Abstract

There are many situations were we have to define or reason about potentially infinite and circular objects or concepts, e.g. implicitly defined functions, lazy data types (streams, exact reals, processes, etc.).

Techniques based on coinduction are particularly useful and natural for reasoning on circular objects, in that infinite and circular objects and concepts often arise in connection with a maximal fixed point construction of some kind.

Final Semantics, originated and developed by Aczel (1988) and Rutten-Turi (1993), is an elementary categorical methodology for introducing and explaining techniques based on coinduction. The final semantics approach is driven by the operational semantics of the language, and it is dual to the syntax-driven approach of initial semantics.

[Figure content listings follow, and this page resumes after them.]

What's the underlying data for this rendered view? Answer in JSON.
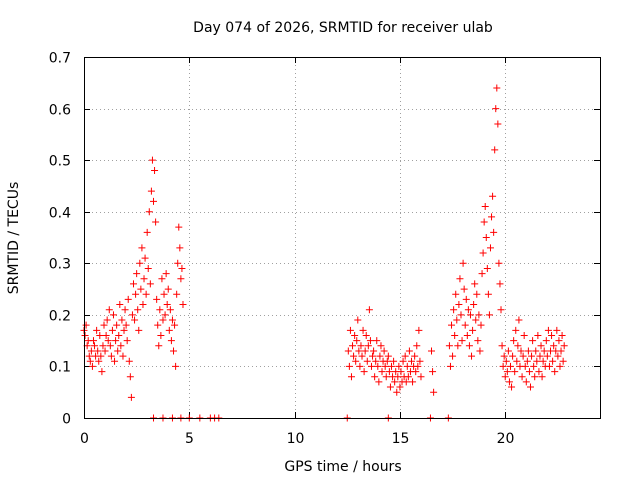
{
  "chart_data": {
    "type": "scatter",
    "title": "Day 074 of 2026, SRMTID for receiver ulab",
    "xlabel": "GPS time / hours",
    "ylabel": "SRMTID / TECUs",
    "xlim": [
      0,
      24.5
    ],
    "ylim": [
      0,
      0.7
    ],
    "xticks": [
      0,
      5,
      10,
      15,
      20
    ],
    "xtick_labels": [
      "0",
      "5",
      "10",
      "15",
      "20"
    ],
    "yticks": [
      0,
      0.1,
      0.2,
      0.3,
      0.4,
      0.5,
      0.6,
      0.7
    ],
    "ytick_labels": [
      "0",
      "0.1",
      "0.2",
      "0.3",
      "0.4",
      "0.5",
      "0.6",
      "0.7"
    ],
    "grid": true,
    "marker": "plus",
    "series": [
      {
        "name": "SRMTID",
        "color": "#ff0000",
        "points": [
          [
            0.0,
            0.17
          ],
          [
            0.05,
            0.16
          ],
          [
            0.1,
            0.18
          ],
          [
            0.15,
            0.14
          ],
          [
            0.2,
            0.15
          ],
          [
            0.25,
            0.12
          ],
          [
            0.3,
            0.11
          ],
          [
            0.35,
            0.13
          ],
          [
            0.4,
            0.1
          ],
          [
            0.45,
            0.15
          ],
          [
            0.5,
            0.14
          ],
          [
            0.55,
            0.12
          ],
          [
            0.6,
            0.17
          ],
          [
            0.65,
            0.13
          ],
          [
            0.7,
            0.11
          ],
          [
            0.75,
            0.16
          ],
          [
            0.8,
            0.12
          ],
          [
            0.85,
            0.09
          ],
          [
            0.9,
            0.14
          ],
          [
            0.95,
            0.18
          ],
          [
            1.0,
            0.13
          ],
          [
            1.05,
            0.16
          ],
          [
            1.1,
            0.19
          ],
          [
            1.15,
            0.15
          ],
          [
            1.2,
            0.21
          ],
          [
            1.25,
            0.14
          ],
          [
            1.3,
            0.12
          ],
          [
            1.35,
            0.17
          ],
          [
            1.4,
            0.2
          ],
          [
            1.45,
            0.11
          ],
          [
            1.5,
            0.15
          ],
          [
            1.55,
            0.18
          ],
          [
            1.6,
            0.13
          ],
          [
            1.65,
            0.16
          ],
          [
            1.7,
            0.22
          ],
          [
            1.75,
            0.14
          ],
          [
            1.8,
            0.19
          ],
          [
            1.85,
            0.12
          ],
          [
            1.9,
            0.17
          ],
          [
            1.95,
            0.21
          ],
          [
            2.0,
            0.18
          ],
          [
            2.05,
            0.15
          ],
          [
            2.1,
            0.23
          ],
          [
            2.15,
            0.11
          ],
          [
            2.2,
            0.08
          ],
          [
            2.25,
            0.04
          ],
          [
            2.3,
            0.2
          ],
          [
            2.35,
            0.26
          ],
          [
            2.4,
            0.19
          ],
          [
            2.45,
            0.24
          ],
          [
            2.5,
            0.28
          ],
          [
            2.55,
            0.21
          ],
          [
            2.6,
            0.17
          ],
          [
            2.65,
            0.3
          ],
          [
            2.7,
            0.25
          ],
          [
            2.75,
            0.33
          ],
          [
            2.8,
            0.22
          ],
          [
            2.85,
            0.27
          ],
          [
            2.9,
            0.31
          ],
          [
            2.95,
            0.24
          ],
          [
            3.0,
            0.36
          ],
          [
            3.05,
            0.29
          ],
          [
            3.1,
            0.4
          ],
          [
            3.15,
            0.26
          ],
          [
            3.2,
            0.44
          ],
          [
            3.25,
            0.5
          ],
          [
            3.3,
            0.42
          ],
          [
            3.35,
            0.48
          ],
          [
            3.4,
            0.38
          ],
          [
            3.45,
            0.23
          ],
          [
            3.5,
            0.18
          ],
          [
            3.55,
            0.14
          ],
          [
            3.6,
            0.21
          ],
          [
            3.65,
            0.16
          ],
          [
            3.7,
            0.27
          ],
          [
            3.75,
            0.19
          ],
          [
            3.8,
            0.24
          ],
          [
            3.85,
            0.2
          ],
          [
            3.9,
            0.28
          ],
          [
            3.95,
            0.22
          ],
          [
            4.0,
            0.25
          ],
          [
            4.05,
            0.17
          ],
          [
            4.1,
            0.21
          ],
          [
            4.15,
            0.15
          ],
          [
            4.2,
            0.19
          ],
          [
            4.25,
            0.13
          ],
          [
            4.3,
            0.18
          ],
          [
            4.35,
            0.1
          ],
          [
            4.4,
            0.24
          ],
          [
            4.45,
            0.3
          ],
          [
            4.5,
            0.37
          ],
          [
            4.55,
            0.33
          ],
          [
            4.6,
            0.27
          ],
          [
            4.65,
            0.29
          ],
          [
            4.7,
            0.22
          ],
          [
            3.3,
            0.0
          ],
          [
            3.75,
            0.0
          ],
          [
            4.2,
            0.0
          ],
          [
            4.6,
            0.0
          ],
          [
            5.0,
            0.0
          ],
          [
            5.5,
            0.0
          ],
          [
            6.0,
            0.0
          ],
          [
            6.2,
            0.0
          ],
          [
            6.4,
            0.0
          ],
          [
            12.55,
            0.13
          ],
          [
            12.6,
            0.1
          ],
          [
            12.65,
            0.17
          ],
          [
            12.7,
            0.08
          ],
          [
            12.75,
            0.14
          ],
          [
            12.8,
            0.12
          ],
          [
            12.85,
            0.16
          ],
          [
            12.9,
            0.11
          ],
          [
            12.95,
            0.15
          ],
          [
            13.0,
            0.19
          ],
          [
            13.05,
            0.13
          ],
          [
            13.1,
            0.1
          ],
          [
            13.15,
            0.14
          ],
          [
            13.2,
            0.12
          ],
          [
            13.25,
            0.17
          ],
          [
            13.3,
            0.09
          ],
          [
            13.35,
            0.13
          ],
          [
            13.4,
            0.16
          ],
          [
            13.45,
            0.11
          ],
          [
            13.5,
            0.14
          ],
          [
            13.55,
            0.21
          ],
          [
            13.6,
            0.15
          ],
          [
            13.65,
            0.1
          ],
          [
            13.7,
            0.12
          ],
          [
            13.75,
            0.13
          ],
          [
            13.8,
            0.08
          ],
          [
            13.85,
            0.11
          ],
          [
            13.9,
            0.15
          ],
          [
            13.95,
            0.1
          ],
          [
            14.0,
            0.07
          ],
          [
            14.05,
            0.12
          ],
          [
            14.1,
            0.14
          ],
          [
            14.15,
            0.09
          ],
          [
            14.2,
            0.11
          ],
          [
            14.25,
            0.13
          ],
          [
            14.3,
            0.1
          ],
          [
            14.35,
            0.08
          ],
          [
            14.4,
            0.11
          ],
          [
            14.45,
            0.12
          ],
          [
            14.5,
            0.09
          ],
          [
            14.55,
            0.06
          ],
          [
            14.6,
            0.1
          ],
          [
            14.65,
            0.08
          ],
          [
            14.7,
            0.11
          ],
          [
            14.75,
            0.07
          ],
          [
            14.8,
            0.09
          ],
          [
            14.85,
            0.05
          ],
          [
            14.9,
            0.08
          ],
          [
            14.95,
            0.1
          ],
          [
            15.0,
            0.06
          ],
          [
            15.05,
            0.09
          ],
          [
            15.1,
            0.07
          ],
          [
            15.15,
            0.11
          ],
          [
            15.2,
            0.08
          ],
          [
            15.25,
            0.12
          ],
          [
            15.3,
            0.07
          ],
          [
            15.35,
            0.1
          ],
          [
            15.4,
            0.08
          ],
          [
            15.45,
            0.13
          ],
          [
            15.5,
            0.09
          ],
          [
            15.55,
            0.11
          ],
          [
            15.6,
            0.07
          ],
          [
            15.65,
            0.1
          ],
          [
            15.7,
            0.12
          ],
          [
            15.75,
            0.09
          ],
          [
            15.8,
            0.14
          ],
          [
            15.85,
            0.1
          ],
          [
            15.9,
            0.17
          ],
          [
            15.95,
            0.11
          ],
          [
            16.0,
            0.08
          ],
          [
            16.5,
            0.13
          ],
          [
            16.55,
            0.09
          ],
          [
            16.6,
            0.05
          ],
          [
            12.5,
            0.0
          ],
          [
            14.45,
            0.0
          ],
          [
            16.45,
            0.0
          ],
          [
            17.3,
            0.0
          ],
          [
            17.35,
            0.14
          ],
          [
            17.4,
            0.1
          ],
          [
            17.45,
            0.18
          ],
          [
            17.5,
            0.12
          ],
          [
            17.55,
            0.21
          ],
          [
            17.6,
            0.16
          ],
          [
            17.65,
            0.24
          ],
          [
            17.7,
            0.19
          ],
          [
            17.75,
            0.14
          ],
          [
            17.8,
            0.22
          ],
          [
            17.85,
            0.27
          ],
          [
            17.9,
            0.2
          ],
          [
            17.95,
            0.15
          ],
          [
            18.0,
            0.3
          ],
          [
            18.05,
            0.25
          ],
          [
            18.1,
            0.18
          ],
          [
            18.15,
            0.23
          ],
          [
            18.2,
            0.16
          ],
          [
            18.25,
            0.21
          ],
          [
            18.3,
            0.14
          ],
          [
            18.35,
            0.2
          ],
          [
            18.4,
            0.12
          ],
          [
            18.45,
            0.17
          ],
          [
            18.5,
            0.22
          ],
          [
            18.55,
            0.26
          ],
          [
            18.6,
            0.19
          ],
          [
            18.65,
            0.24
          ],
          [
            18.7,
            0.15
          ],
          [
            18.75,
            0.2
          ],
          [
            18.8,
            0.13
          ],
          [
            18.85,
            0.18
          ],
          [
            18.9,
            0.28
          ],
          [
            18.95,
            0.32
          ],
          [
            19.0,
            0.38
          ],
          [
            19.05,
            0.41
          ],
          [
            19.1,
            0.35
          ],
          [
            19.15,
            0.29
          ],
          [
            19.2,
            0.24
          ],
          [
            19.25,
            0.2
          ],
          [
            19.3,
            0.33
          ],
          [
            19.35,
            0.39
          ],
          [
            19.4,
            0.43
          ],
          [
            19.45,
            0.36
          ],
          [
            19.5,
            0.52
          ],
          [
            19.55,
            0.6
          ],
          [
            19.6,
            0.64
          ],
          [
            19.65,
            0.57
          ],
          [
            19.7,
            0.3
          ],
          [
            19.75,
            0.26
          ],
          [
            19.8,
            0.21
          ],
          [
            19.85,
            0.14
          ],
          [
            19.9,
            0.1
          ],
          [
            19.95,
            0.12
          ],
          [
            20.0,
            0.08
          ],
          [
            20.05,
            0.11
          ],
          [
            20.1,
            0.09
          ],
          [
            20.15,
            0.13
          ],
          [
            20.2,
            0.07
          ],
          [
            20.25,
            0.1
          ],
          [
            20.3,
            0.06
          ],
          [
            20.35,
            0.12
          ],
          [
            20.4,
            0.15
          ],
          [
            20.45,
            0.09
          ],
          [
            20.5,
            0.17
          ],
          [
            20.55,
            0.11
          ],
          [
            20.6,
            0.14
          ],
          [
            20.65,
            0.19
          ],
          [
            20.7,
            0.1
          ],
          [
            20.75,
            0.13
          ],
          [
            20.8,
            0.08
          ],
          [
            20.85,
            0.12
          ],
          [
            20.9,
            0.16
          ],
          [
            20.95,
            0.1
          ],
          [
            21.0,
            0.07
          ],
          [
            21.05,
            0.11
          ],
          [
            21.1,
            0.13
          ],
          [
            21.15,
            0.09
          ],
          [
            21.2,
            0.06
          ],
          [
            21.25,
            0.12
          ],
          [
            21.3,
            0.15
          ],
          [
            21.35,
            0.1
          ],
          [
            21.4,
            0.08
          ],
          [
            21.45,
            0.13
          ],
          [
            21.5,
            0.11
          ],
          [
            21.55,
            0.16
          ],
          [
            21.6,
            0.09
          ],
          [
            21.65,
            0.12
          ],
          [
            21.7,
            0.14
          ],
          [
            21.75,
            0.08
          ],
          [
            21.8,
            0.11
          ],
          [
            21.85,
            0.13
          ],
          [
            21.9,
            0.1
          ],
          [
            21.95,
            0.15
          ],
          [
            22.0,
            0.12
          ],
          [
            22.05,
            0.17
          ],
          [
            22.1,
            0.1
          ],
          [
            22.15,
            0.13
          ],
          [
            22.2,
            0.16
          ],
          [
            22.25,
            0.11
          ],
          [
            22.3,
            0.14
          ],
          [
            22.35,
            0.09
          ],
          [
            22.4,
            0.13
          ],
          [
            22.45,
            0.17
          ],
          [
            22.5,
            0.12
          ],
          [
            22.55,
            0.15
          ],
          [
            22.6,
            0.1
          ],
          [
            22.65,
            0.13
          ],
          [
            22.7,
            0.16
          ],
          [
            22.75,
            0.11
          ],
          [
            22.8,
            0.14
          ]
        ]
      }
    ]
  }
}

The talk is divided in two parts. In the first part, we present a general theory of coinduction. In particular, we discuss set-theoretic and categorical coinduction principles, and coiteration schemes for defining morphisms into final coalgebras. We introduce also a coinductive logical system à la Gentzen for establishing largest bisimulation equivalences on circular objects.

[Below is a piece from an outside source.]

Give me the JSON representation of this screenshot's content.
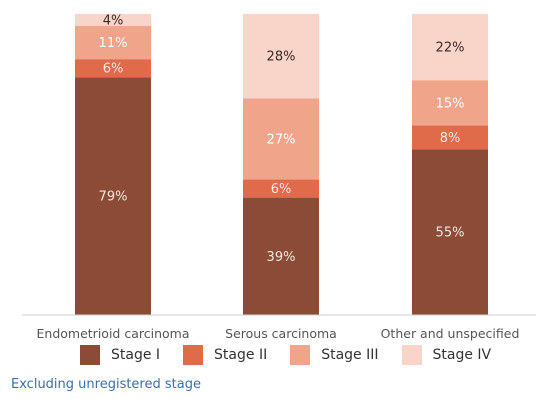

In the second part of the talk, we show that the Final Semantics paradigm is a general methodology for giving the semantics of programming languages. We give final semantics for various process algebras, higher order imperative concurrent languages, lambda-calculus, and pi-calculus. In particular, we discuss both syntactical and semantical techniques for giving coinductive descriptions of observational equivalences in lambda-calculi.